The Obama administration’s regulation of the coal industry -- including a sweeping new rule scheduled for release on June 2 -- has ironically handed the president’s chief Senate antagonist a compelling campaign issue.
In 19 coal counties, McConnell, running in a competitive primary, won a higher percentage of the Republican vote than Lundergan Grimes, who didn’t face serious opposition, won of the Democratic vote, according to an analysis by McConnell’s campaign.
“It’s a big damn deal. It’s a voting deal. It’s fundamentally changed the electorate in coal areas,” McConnell senior adviser Josh Holmes said of coal regulations. Grimes’ deflated victory margins in coal areas show that “nobody buys the spin,” Holmes said.

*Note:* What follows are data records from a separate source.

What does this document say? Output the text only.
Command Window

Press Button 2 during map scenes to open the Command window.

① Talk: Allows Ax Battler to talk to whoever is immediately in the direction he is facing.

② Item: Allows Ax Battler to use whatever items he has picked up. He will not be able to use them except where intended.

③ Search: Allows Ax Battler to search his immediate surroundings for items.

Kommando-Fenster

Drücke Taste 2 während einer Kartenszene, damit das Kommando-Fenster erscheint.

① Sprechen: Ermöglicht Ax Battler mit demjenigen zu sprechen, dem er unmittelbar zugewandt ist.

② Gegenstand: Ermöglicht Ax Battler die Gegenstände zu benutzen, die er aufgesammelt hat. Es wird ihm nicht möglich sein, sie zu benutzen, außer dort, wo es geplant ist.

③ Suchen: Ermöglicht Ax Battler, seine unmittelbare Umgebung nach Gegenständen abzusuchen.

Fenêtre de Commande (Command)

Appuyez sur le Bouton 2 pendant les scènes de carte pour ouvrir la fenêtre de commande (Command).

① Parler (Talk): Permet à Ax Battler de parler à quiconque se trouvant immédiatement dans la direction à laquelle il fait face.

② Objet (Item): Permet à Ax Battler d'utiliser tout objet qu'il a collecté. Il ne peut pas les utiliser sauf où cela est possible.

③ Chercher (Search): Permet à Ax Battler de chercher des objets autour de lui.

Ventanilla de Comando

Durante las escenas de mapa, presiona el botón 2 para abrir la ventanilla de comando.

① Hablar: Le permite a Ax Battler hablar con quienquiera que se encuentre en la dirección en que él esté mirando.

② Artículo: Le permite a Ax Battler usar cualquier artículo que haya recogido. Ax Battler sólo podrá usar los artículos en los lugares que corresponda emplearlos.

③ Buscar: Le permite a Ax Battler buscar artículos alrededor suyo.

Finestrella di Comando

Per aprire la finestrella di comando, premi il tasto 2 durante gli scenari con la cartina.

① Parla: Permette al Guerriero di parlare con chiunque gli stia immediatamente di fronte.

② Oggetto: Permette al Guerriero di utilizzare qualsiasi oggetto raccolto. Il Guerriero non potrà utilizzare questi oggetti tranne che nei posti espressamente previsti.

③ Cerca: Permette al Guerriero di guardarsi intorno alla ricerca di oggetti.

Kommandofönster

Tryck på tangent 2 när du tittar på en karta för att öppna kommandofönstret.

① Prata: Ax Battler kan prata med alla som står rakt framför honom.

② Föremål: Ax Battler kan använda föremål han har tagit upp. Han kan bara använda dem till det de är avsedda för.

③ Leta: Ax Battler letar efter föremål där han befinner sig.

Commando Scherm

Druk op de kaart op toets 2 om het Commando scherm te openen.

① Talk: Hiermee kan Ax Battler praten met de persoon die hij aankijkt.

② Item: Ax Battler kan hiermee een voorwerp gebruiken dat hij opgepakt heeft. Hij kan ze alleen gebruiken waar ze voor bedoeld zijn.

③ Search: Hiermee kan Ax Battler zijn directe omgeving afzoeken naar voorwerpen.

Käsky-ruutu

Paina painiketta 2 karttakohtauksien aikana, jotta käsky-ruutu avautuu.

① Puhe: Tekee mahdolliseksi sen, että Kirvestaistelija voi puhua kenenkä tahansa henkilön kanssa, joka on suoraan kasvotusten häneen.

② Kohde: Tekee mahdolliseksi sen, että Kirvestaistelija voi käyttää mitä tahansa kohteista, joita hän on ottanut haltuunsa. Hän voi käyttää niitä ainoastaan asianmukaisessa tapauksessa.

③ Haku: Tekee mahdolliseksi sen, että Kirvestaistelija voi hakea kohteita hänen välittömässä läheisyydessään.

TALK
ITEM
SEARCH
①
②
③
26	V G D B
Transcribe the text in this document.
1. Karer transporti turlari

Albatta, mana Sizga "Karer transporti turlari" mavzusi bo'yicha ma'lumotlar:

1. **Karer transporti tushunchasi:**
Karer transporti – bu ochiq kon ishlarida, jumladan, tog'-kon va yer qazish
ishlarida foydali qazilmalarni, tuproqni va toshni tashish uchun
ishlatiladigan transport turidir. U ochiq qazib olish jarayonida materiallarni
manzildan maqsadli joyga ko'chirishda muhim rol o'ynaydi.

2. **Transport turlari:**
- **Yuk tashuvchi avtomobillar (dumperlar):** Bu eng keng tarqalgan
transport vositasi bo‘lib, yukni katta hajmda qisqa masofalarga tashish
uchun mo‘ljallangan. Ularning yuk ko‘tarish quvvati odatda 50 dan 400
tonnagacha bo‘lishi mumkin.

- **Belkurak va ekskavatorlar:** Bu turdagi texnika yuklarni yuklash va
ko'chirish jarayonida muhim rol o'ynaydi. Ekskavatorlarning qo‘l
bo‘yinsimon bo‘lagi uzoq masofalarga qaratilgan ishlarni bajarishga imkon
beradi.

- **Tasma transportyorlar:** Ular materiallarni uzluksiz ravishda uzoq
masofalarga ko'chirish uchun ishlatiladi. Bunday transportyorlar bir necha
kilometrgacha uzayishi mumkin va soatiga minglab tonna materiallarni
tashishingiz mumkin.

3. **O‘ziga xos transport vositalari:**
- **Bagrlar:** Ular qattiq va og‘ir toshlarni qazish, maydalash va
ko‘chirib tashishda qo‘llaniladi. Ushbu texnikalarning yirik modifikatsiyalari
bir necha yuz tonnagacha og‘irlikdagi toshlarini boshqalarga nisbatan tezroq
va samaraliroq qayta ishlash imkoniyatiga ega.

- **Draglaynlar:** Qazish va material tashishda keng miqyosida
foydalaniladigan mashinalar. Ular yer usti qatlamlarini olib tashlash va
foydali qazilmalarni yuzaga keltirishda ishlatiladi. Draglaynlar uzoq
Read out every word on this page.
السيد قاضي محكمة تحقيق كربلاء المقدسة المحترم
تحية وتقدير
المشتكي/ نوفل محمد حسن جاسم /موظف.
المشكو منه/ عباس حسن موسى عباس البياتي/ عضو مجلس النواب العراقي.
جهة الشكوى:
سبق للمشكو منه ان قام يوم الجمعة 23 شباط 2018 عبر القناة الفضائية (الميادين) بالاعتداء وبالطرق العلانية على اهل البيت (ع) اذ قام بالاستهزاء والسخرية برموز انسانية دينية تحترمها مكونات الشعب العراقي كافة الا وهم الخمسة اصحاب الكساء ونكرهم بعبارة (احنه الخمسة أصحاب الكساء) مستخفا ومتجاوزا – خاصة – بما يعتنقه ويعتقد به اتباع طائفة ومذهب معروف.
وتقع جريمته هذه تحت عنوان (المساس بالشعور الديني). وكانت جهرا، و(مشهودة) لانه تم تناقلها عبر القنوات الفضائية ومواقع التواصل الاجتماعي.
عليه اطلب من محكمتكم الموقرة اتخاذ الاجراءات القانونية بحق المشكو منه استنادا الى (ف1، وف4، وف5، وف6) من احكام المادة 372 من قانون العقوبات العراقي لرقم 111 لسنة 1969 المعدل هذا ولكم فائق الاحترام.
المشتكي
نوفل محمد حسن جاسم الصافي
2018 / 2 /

While some Democratic strategists argue that Grimes, who has been a vocal opponent of the administration’s coal policy, may use the issue to distance herself from the president in a Republican-leaning state, other members of the party say that the new rule could hamper Democratic hopefuls in Kentucky, West Virginia and other states where coal is a major source of jobs.
“I think it makes it difficult,” said Senator Joe Manchin, a West Virginia Democrat.
McConnell was one of several establishment Republican candidates who overcame challenges from the GOP’s Tea Party wing on Tuesday night, signaling a retrenchment from a string of 2010 and 2012 races in which inexperienced Republican candidates lost to Democrats in GOP-leaning states and House districts.
“We want to nominate candidates who can actually win in November,” McConnell said today.
Tad Devine, a Democratic strategist who advised John Kerry during the 2004 presidential campaign, said the voter enthusiasm that propelled the Tea Party movement in 2010 won’t be replicated this November. But, he acknowledged, there’s no denying that the GOP had a good night on Tuesday.
“In terms of non-Tea Party candidates, you have to concede that positions the Republicans is better,” Devine said.